For decades, Dairy Queen has been the preeminent place to go when you want a Blizzard of ice cream and candy mixed to confection perfection. But if you want to get technical about it, ordering up a cup or cone of their soft serve “ice cream” isn’t necessarily correct. They simply refer to their menu items as “soft serve” or “treats,” because it's not technically ice cream. Here’s why.
According to the Dairy Queen website, DQ deliciousness has a semantics issue with the Food and Drug Administration (FDA). “Technically, our soft serve does not qualify to be called ice cream,” the company statement reads. “To be categorized as ice cream, the minimum butterfat content must be 10 percent, and our soft serve has only five percent butterfat content.”
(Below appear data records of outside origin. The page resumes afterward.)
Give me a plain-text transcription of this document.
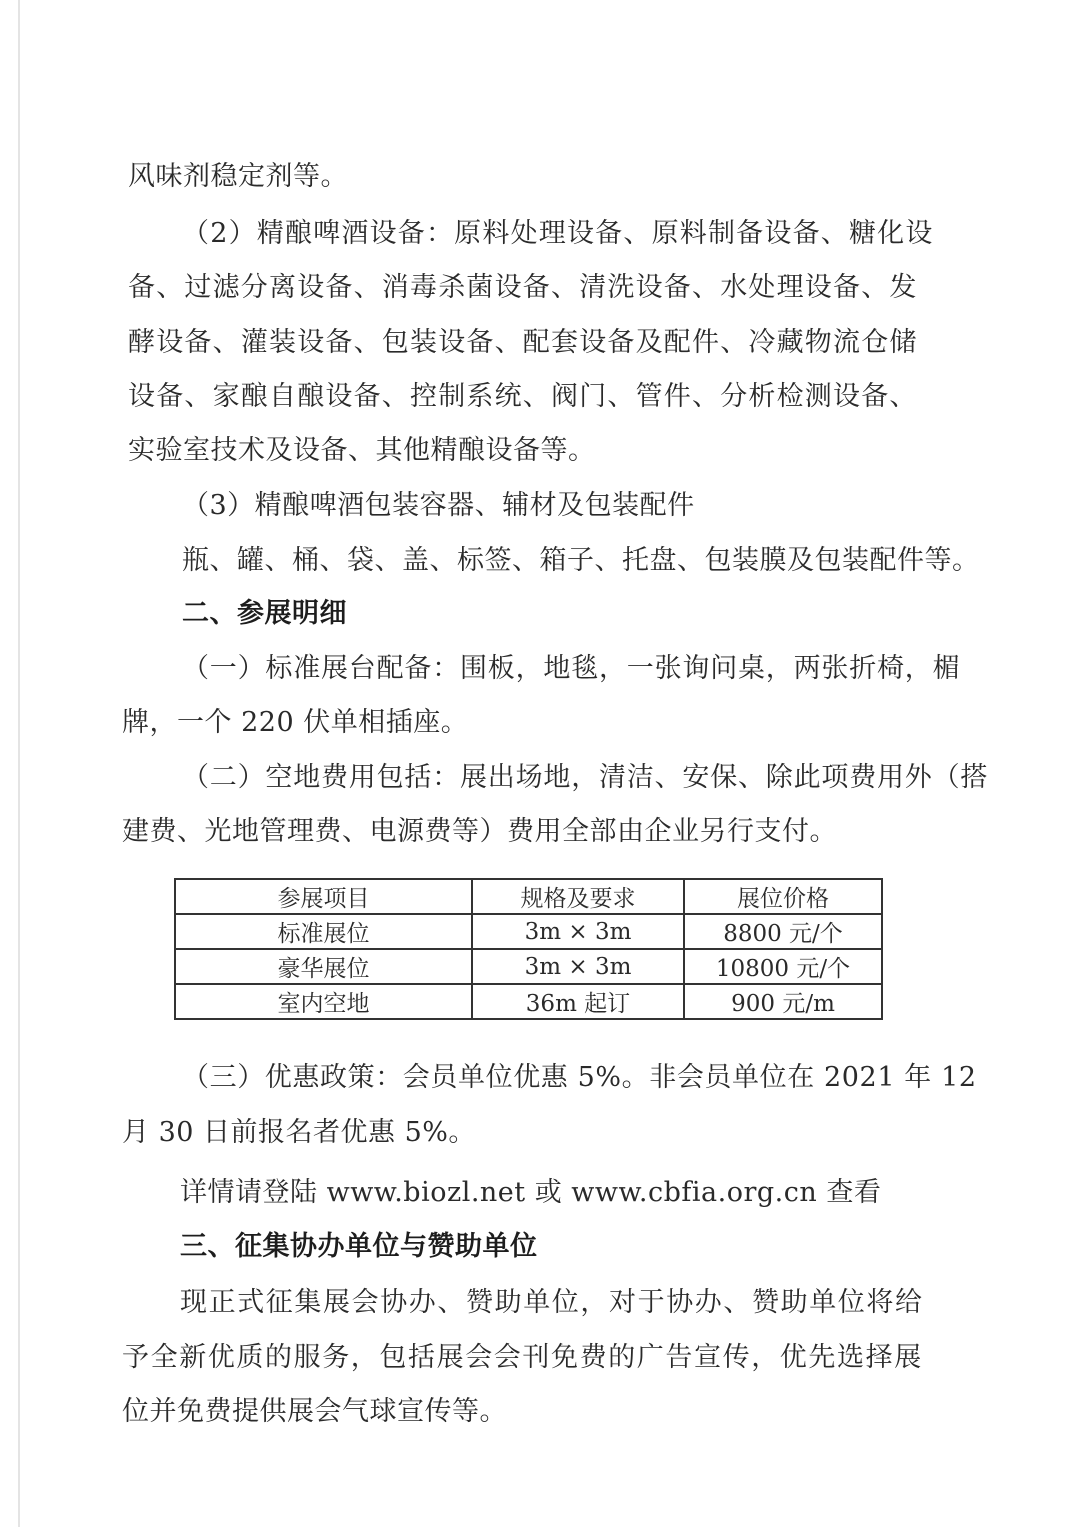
风味剂稳定剂等。
（2）精酿啤酒设备：原料处理设备、原料制备设备、糖化设
备、过滤分离设备、消毒杀菌设备、清洗设备、水处理设备、发
酵设备、灌装设备、包装设备、配套设备及配件、冷藏物流仓储
设备、家酿自酿设备、控制系统、阀门、管件、分析检测设备、
实验室技术及设备、其他精酿设备等。
（3）精酿啤酒包装容器、辅材及包装配件
瓶、罐、桶、袋、盖、标签、箱子、托盘、包装膜及包装配件等。
二、参展明细
（一）标准展台配备：围板，地毯，一张询问桌，两张折椅，楣
牌，一个 220 伏单相插座。
（二）空地费用包括：展出场地，清洁、安保、除此项费用外（搭
建费、光地管理费、电源费等）费用全部由企业另行支付。
参展项目	规格及要求	展位价格
标准展位	3m × 3m	8800 元/个
豪华展位	3m × 3m	10800 元/个
室内空地	36m 起订	900 元/m
（三）优惠政策：会员单位优惠 5%。非会员单位在 2021 年 12
月 30 日前报名者优惠 5%。
详情请登陆 www.biozl.net 或 www.cbfia.org.cn 查看
三、征集协办单位与赞助单位
现正式征集展会协办、赞助单位，对于协办、赞助单位将给
予全新优质的服务，包括展会会刊免费的广告宣传，优先选择展
位并免费提供展会气球宣传等。
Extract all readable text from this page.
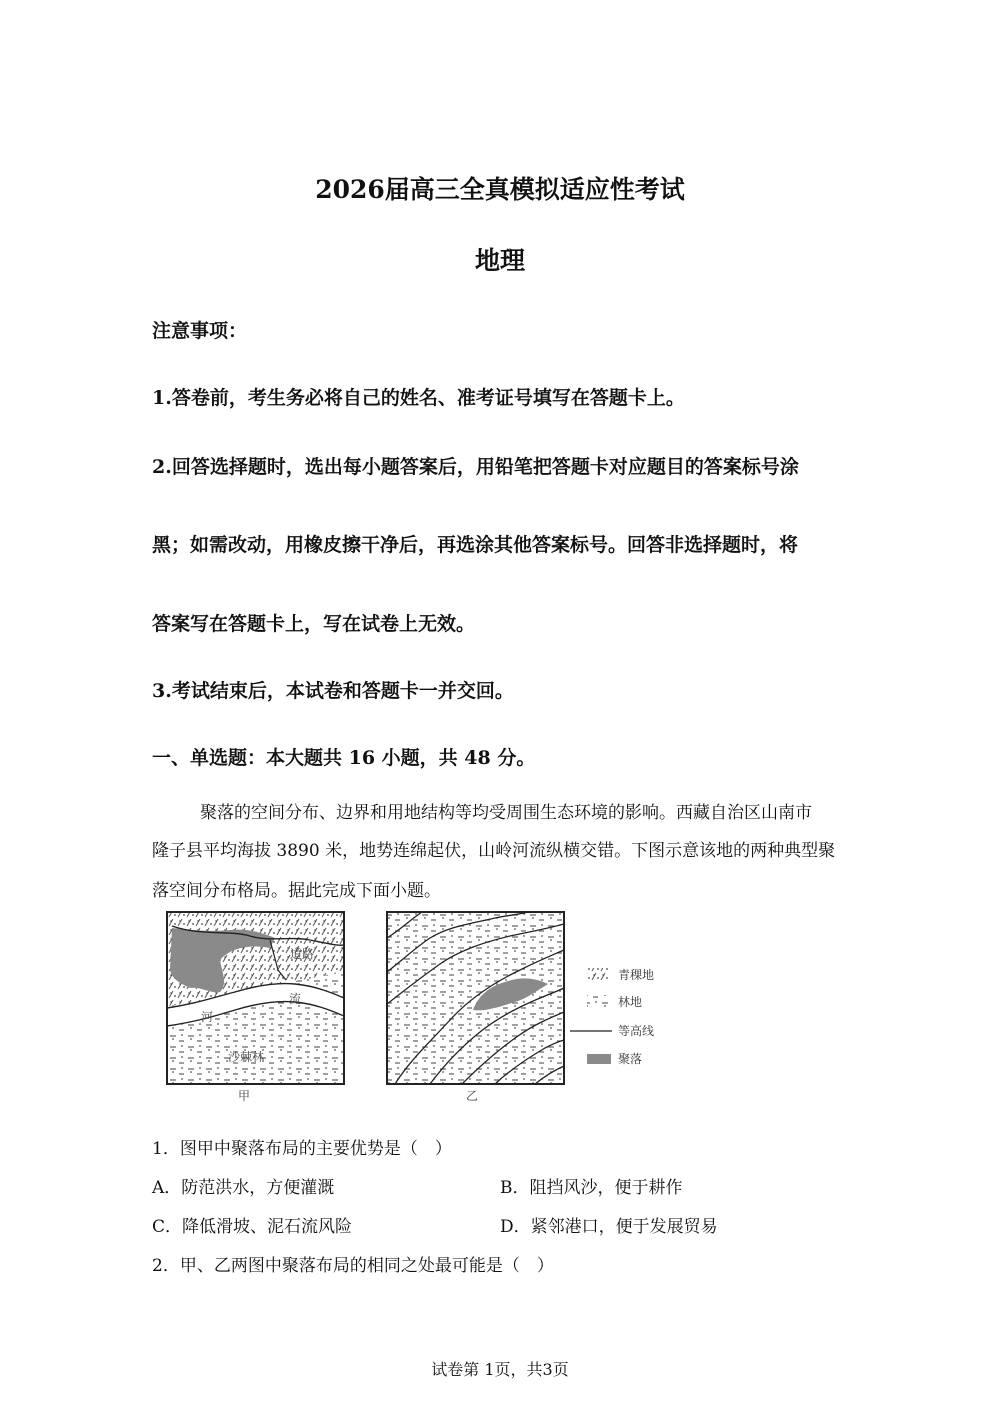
2026届高三全真模拟适应性考试
地理
注意事项：
1.答卷前，考生务必将自己的姓名、准考证号填写在答题卡上。
2.回答选择题时，选出每小题答案后，用铅笔把答题卡对应题目的答案标号涂
黑；如需改动，用橡皮擦干净后，再选涂其他答案标号。回答非选择题时，将
答案写在答题卡上，写在试卷上无效。
3.考试结束后，本试卷和答题卡一并交回。
一、单选题：本大题共 16 小题，共 48 分。
聚落的空间分布、边界和用地结构等均受周围生态环境的影响。西藏自治区山南市
隆子县平均海拔 3890 米，地势连绵起伏，山岭河流纵横交错。下图示意该地的两种典型聚
落空间分布格局。据此完成下面小题。
道路
河
流
沙棘林
甲	乙
青稞地
林地
等高线
聚落
1．图甲中聚落布局的主要优势是（　）
A．防范洪水，方便灌溉	B．阻挡风沙，便于耕作
C．降低滑坡、泥石流风险	D．紧邻港口，便于发展贸易
2．甲、乙两图中聚落布局的相同之处最可能是（　）
试卷第 1页，共3页
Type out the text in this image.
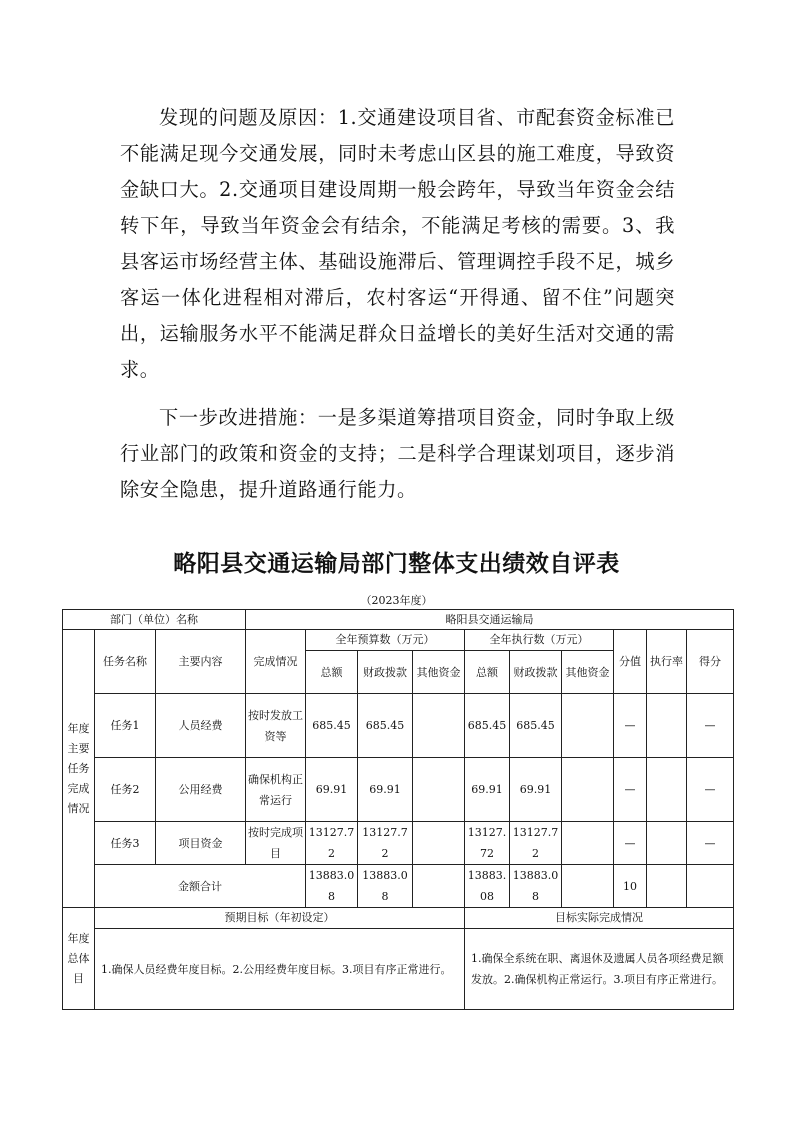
发现的问题及原因：1.交通建设项目省、市配套资金标准已不能满足现今交通发展，同时未考虑山区县的施工难度，导致资金缺口大。2.交通项目建设周期一般会跨年，导致当年资金会结转下年，导致当年资金会有结余，不能满足考核的需要。3、我县客运市场经营主体、基础设施滞后、管理调控手段不足，城乡客运一体化进程相对滞后，农村客运“开得通、留不住”问题突出，运输服务水平不能满足群众日益增长的美好生活对交通的需求。

下一步改进措施：一是多渠道筹措项目资金，同时争取上级行业部门的政策和资金的支持；二是科学合理谋划项目，逐步消除安全隐患，提升道路通行能力。

略阳县交通运输局部门整体支出绩效自评表

（2023年度）

部门（单位）名称			略阳县交通运输局									
年度主要任务完成情况	任务名称	主要内容	完成情况	全年预算数（万元）			全年执行数（万元）			分值	执行率	得分
				总额	财政拨款	其他资金	总额	财政拨款	其他资金			
	任务1	人员经费	按时发放工资等	685.45	685.45		685.45	685.45		—		—
	任务2	公用经费	确保机构正常运行	69.91	69.91		69.91	69.91		—		—
	任务3	项目资金	按时完成项目	13127.72	13127.72		13127.72	13127.72		—		—
	金额合计			13883.08	13883.08		13883.08	13883.08		10		
年度总体目	预期目标（年初设定）						目标实际完成情况					
	1.确保人员经费年度目标。2.公用经费年度目标。3.项目有序正常进行。						1.确保全系统在职、离退休及遗属人员各项经费足额发放。2.确保机构正常运行。3.项目有序正常进行。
This butterfat anomaly led to the company’s wares being filed under the “ice milk” category by the FDA, though the agency has since changed its definition of frozen treats having less than 5 percent butterfat and allows them to be labeled as ice cream when accompanied by the phrases “reduced-fat,” “light,” or “low-fat.” (Reduced fat ice cream must have 25 percent less total fat than the comparable regular ice cream product; light ice cream has to have 50 percent less total fat; low-fat ice cream can have just 3 grams of total fat per serving.)
Dairy Queen’s soft serve would fall under the “reduced-fat” ice cream label, and their shakes are technically “low-fat” ice cream. But DQ has stuck with the “soft serve” label. One possible reason: When you’re at a Dairy Queen, it’s not much fun ordering “low-fat” anything.